Il existe cependant une voie (étroite) pour sortir de ce dilemme : Bruxelles ne devrait pas imposer les politiques de son choix, mais ses transferts devraient s’accompagner d’un contrat qui expliciterait les objectifs poursuivis, et qui permettrait à l’UE de vérifier que les conditions pour les atteindre sont bien en place. Tout en faisant preuve de retenue, l’UE conserverait ainsi le pouvoir de rejeter un plan d’investissement et de réforme qu’elle jugerait peu susceptible d’atteindre les objectifs recherchés.

Ce qui est en train de se mettre en place va dans la bonne direction, mais risque de se réduire à un exercice assez bureaucratique consistant à cocher des cases, sans que le processus ait d’influence véritable sur les politiques nationales. Si la procédure l’emporte sur le fond, il sera difficile pour l’UE de s’opposer à un plan. Or les États membres seront peu incités à modifier leur plan d’action préféré, parce que le montant auquel ils ont droit ne dépend pas vraiment de leur comportement.
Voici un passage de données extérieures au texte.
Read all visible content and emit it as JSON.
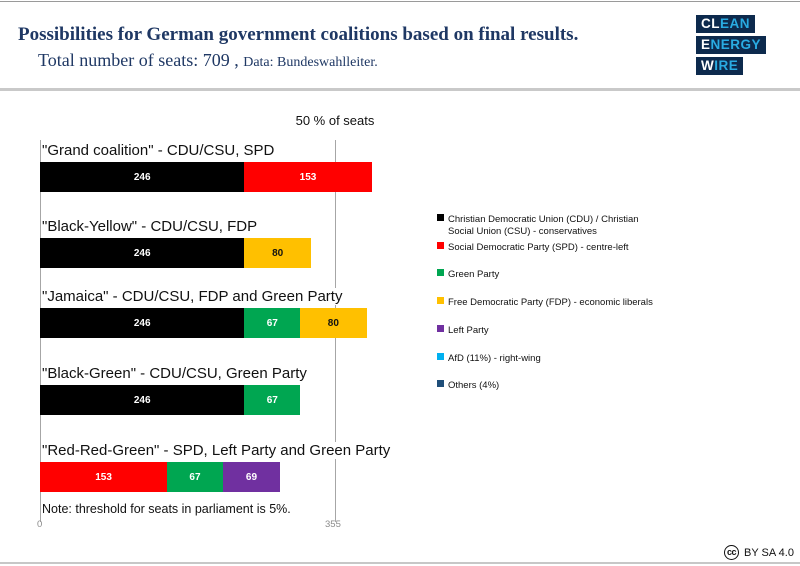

S’ils cochent les bonnes cases, les meilleurs élèves n’obtiendront pas un sou de plus, et les cancres pas un sou de moins.

L’UE est forte lorsqu’elle peut dire non, comme pour la politique de la concurrence. Privée de ce pouvoir, elle aura du mal à faire une différence. La leçon pour la présidente de la Commission, Ursula von der Leyen, est simple : faute d’instruments efficaces pour promouvoir son programme, elle doit être prête à dire la vérité en face aux États membres, et si nécessaire à déclencher des confrontations politiques. Une voie risquée, peut-être, mais préférable à l’inanité.

Jean Pisani-Ferry, chargé de recherche principal au groupe de réflexion Bruegel basé à Bruxelles, chercheur principal non résident au Peterson Institute for International Economics, titulaire de la chaire Tommaso Padoa-Schioppa à l’Institut universitaire européen.